Although Samuel never ceased to judge Israel throughout the rest of his lifetime, yet his official work in that capacity had now come to an end with the anointing of Saul as king. Accordingly, Samuel gave a solemn and public account of his administration, calling the Lord to be a witness of what passed between himself and the people. This was done at Gilgal, after Saul had been publicly established as king, and after sacrifices of peace-offerings had been made to the Lord.
This closing address of the Prophet-Judge to the assembled multitudes at Gilgal is a model of candor, simplicity, and patriotism. He first appealed to his long and faithful services to his people, and the blamelessness of his life – even from his childhood. But, as a faithful servant of the Lord, Samuel went further than that; he briefly reviewed the manifold mercies and wonderful deliverances with which Israel had been favored, from the days of Moses until his own time. He wished to bring the people to repentance for their great sin in the manner wherein they had demanded a king. And so, one by one, he recalled to them the “righteous doings” of Jehovah in the fulfillment of His Covenant-promises in the past. And then, in contrast to the Lord’s never-failing help, Samuel pointed to the people’s unbelief. Being unmindful of what God had done in the past, and distrustful of what He would do now, they had – upon the approach of serious danger – virtually said concerning the Lord’s leadership, “Nay, but a king shall reign over us.” And God had granted their desire. The work of ministers is to reason with people – not only to exhort and direct them; but also to persuade and convince them, thereby gaining their wills and affections. Thus Samuel reasoned with the Israelites of the righteous acts of the Lord. From this, let us remember that the best method to seek confidence from the Lord for future blessings is to make mention at His throne of grace about how He has blessed us and worked on our behalf in the past!
Samuel warned the people that disobedience would certainly be their ruin. He made it clear that the future blessing of Israel did not depend upon the fact that they now had a king; rather, it depended upon obedience to the Lord, on the part of themselves and their king. And this truth – which was so difficult for them to learn – was now about to be proved to them (so to speak) in a symbol. They thought it unlikely – even almost impossible – to fail in their present circumstances! But the Lord was going to bring an unlikely and seemingly incredible thing to pass, in a manner that would be obvious to all! This was the time of wheat-harvest in Israel (lasting from the middle of May to the middle of June), when not a cloud darkens the clear sky. But God would send thunder and rain among them; and by making these unlikely circumstances become a reality, He would thereby convince them of the folly and ingratitude of their thoughts in desiring a king to save them – promising themselves more from an arm of flesh, than from the arm of God or the power of prayer. The occurrence of a thunderstorm at this time of the year – coming, as it did, at the call of the aged prophet – would be too startlingly unusual to be viewed as anything other than a Divine authentication of Samuel’s words.

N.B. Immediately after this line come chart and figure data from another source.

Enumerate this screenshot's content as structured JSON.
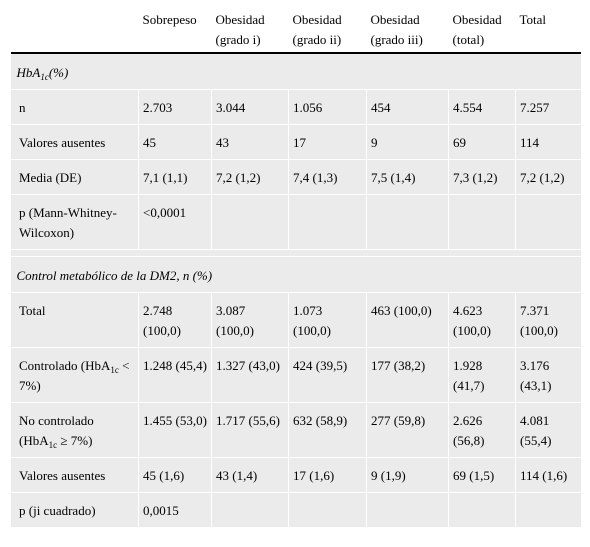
{
  "header": {
    "cols": [
      "",
      "Sobrepeso",
      "Obesidad (grado i)",
      "Obesidad (grado ii)",
      "Obesidad (grado iii)",
      "Obesidad (total)",
      "Total"
    ]
  },
  "section1": {
    "title_main": "HbA",
    "title_sub": "1c",
    "title_tail": "(%)",
    "rows": [
      {
        "label": "n",
        "values": [
          "2.703",
          "3.044",
          "1.056",
          "454",
          "4.554",
          "7.257"
        ]
      },
      {
        "label": "Valores ausentes",
        "values": [
          "45",
          "43",
          "17",
          "9",
          "69",
          "114"
        ]
      },
      {
        "label": "Media (DE)",
        "values": [
          "7,1 (1,1)",
          "7,2 (1,2)",
          "7,4 (1,3)",
          "7,5 (1,4)",
          "7,3 (1,2)",
          "7,2 (1,2)"
        ]
      },
      {
        "label": "p (Mann-Whitney-Wilcoxon)",
        "values": [
          "<0,0001",
          "",
          "",
          "",
          "",
          ""
        ]
      }
    ]
  },
  "section2": {
    "title": "Control metabólico de la DM2, n (%)",
    "rows": [
      {
        "label": "Total",
        "values": [
          "2.748 (100,0)",
          "3.087 (100,0)",
          "1.073 (100,0)",
          "463 (100,0)",
          "4.623 (100,0)",
          "7.371 (100,0)"
        ]
      },
      {
        "label_a": "Controlado (HbA",
        "label_sub": "1c",
        "label_b": " < 7%)",
        "values": [
          "1.248 (45,4)",
          "1.327 (43,0)",
          "424 (39,5)",
          "177 (38,2)",
          "1.928 (41,7)",
          "3.176 (43,1)"
        ]
      },
      {
        "label_a": "No controlado (HbA",
        "label_sub": "1c",
        "label_b": " ≥ 7%)",
        "values": [
          "1.455 (53,0)",
          "1.717 (55,6)",
          "632 (58,9)",
          "277 (59,8)",
          "2.626 (56,8)",
          "4.081 (55,4)"
        ]
      },
      {
        "label": "Valores ausentes",
        "values": [
          "45 (1,6)",
          "43 (1,4)",
          "17 (1,6)",
          "9 (1,9)",
          "69 (1,5)",
          "114 (1,6)"
        ]
      },
      {
        "label": "p (ji cuadrado)",
        "values": [
          "0,0015",
          "",
          "",
          "",
          "",
          ""
        ]
      }
    ]
  }
}
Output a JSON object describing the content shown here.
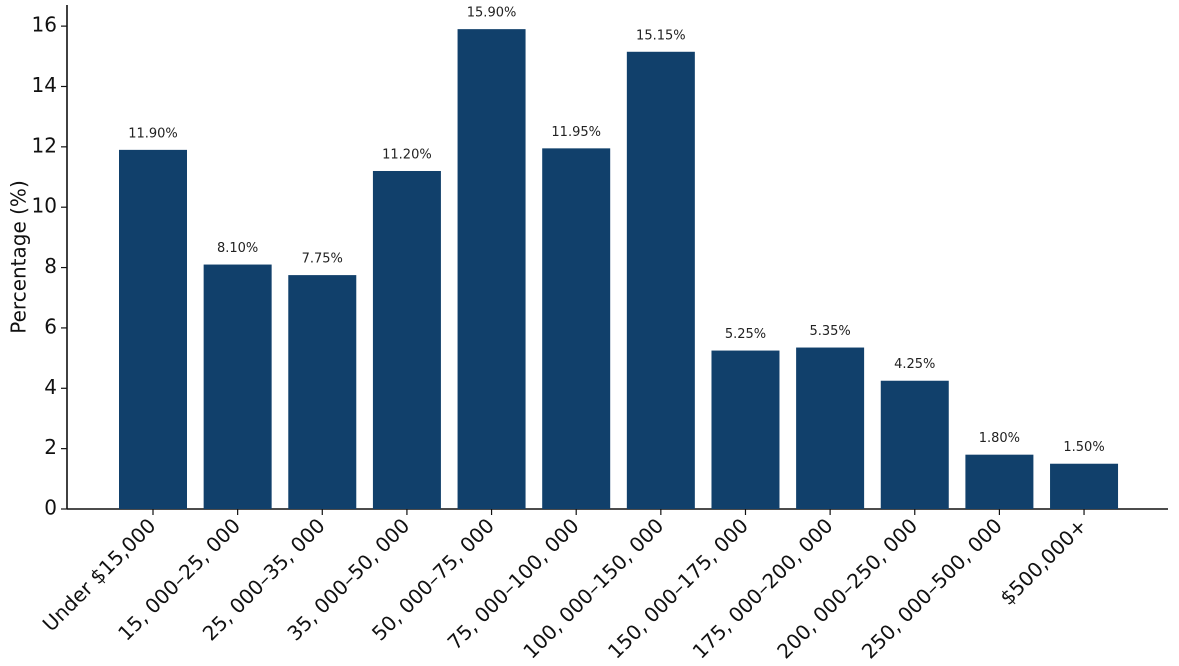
{
  "chart_data": {
    "type": "bar",
    "y_label": "Percentage (%)",
    "categories": [
      "Under $15,000",
      "15, 000–25, 000",
      "25, 000–35, 000",
      "35, 000–50, 000",
      "50, 000–75, 000",
      "75, 000–100, 000",
      "100, 000–150, 000",
      "150, 000–175, 000",
      "175, 000–200, 000",
      "200, 000–250, 000",
      "250, 000–500, 000",
      "$500,000+"
    ],
    "values": [
      11.9,
      8.1,
      7.75,
      11.2,
      15.9,
      11.95,
      15.15,
      5.25,
      5.35,
      4.25,
      1.8,
      1.5
    ],
    "value_labels": [
      "11.90%",
      "8.10%",
      "7.75%",
      "11.20%",
      "15.90%",
      "11.95%",
      "15.15%",
      "5.25%",
      "5.35%",
      "4.25%",
      "1.80%",
      "1.50%"
    ],
    "color": "#11406b",
    "ylim": [
      0,
      16.7
    ],
    "yticks": [
      0,
      2,
      4,
      6,
      8,
      10,
      12,
      14,
      16
    ]
  }
}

The prophet’s prayer was answered; and the thunder and rain – phenomena almost unknown in harvest-time – struck terror and remorse into the hearts of the people, who begged for Samuel’s intercessions on their behalf. He told them to lay aside their fears; and he assured them that – notwithstanding the sin they had committed – they might still serve the Lord and enjoy His favor, even under the altered conditions of their national life. He told them that the Lord would not fail in His faithfulness to His Covenant and promises. Samuel also touchingly added that he himself would continue to instruct them in “the good and the right way,” although he would no longer act as their acknowledged leader; and his earnest prayers for their well-being would not cease, as long as he lived. Herein Samuel stands as a picture of our Lord Jesus, Who never ceases to make intercession for us before His Father’s throne in heaven! Samuel reminded the people that they were bound in gratitude to serve God, considering the great things that He had done for them; and that they were also bound in their own best interests to serve Him, considering what He would do against them if they continued to do wickedly. Thus, as a faithful watchman, Samuel gave the people warning, and so delivered his own soul. If we consider the great things that the Lord has done for us – especially in the great work of redemption – we will not lack either motives or encouragement to serve Him!
Thus the assembly parted – the people to their homes; Saul to the work of the kingdom which lay in his hands; and Samuel to the far more trying and difficult duty of faithfully representing and executing the will of God, as His appointed messenger in the land. And with those memorable words, the official career of Samuel was brought to a close; and with it came the end of the epoch of the Judges of Israel.
Lord God, we thank You for Your grace, mercy, and lovingkindness that You show to us, in forever remaining faithful to Your Covenant-promises – even in those times when we foolish promise ourselves security in an arm of flesh. Amen.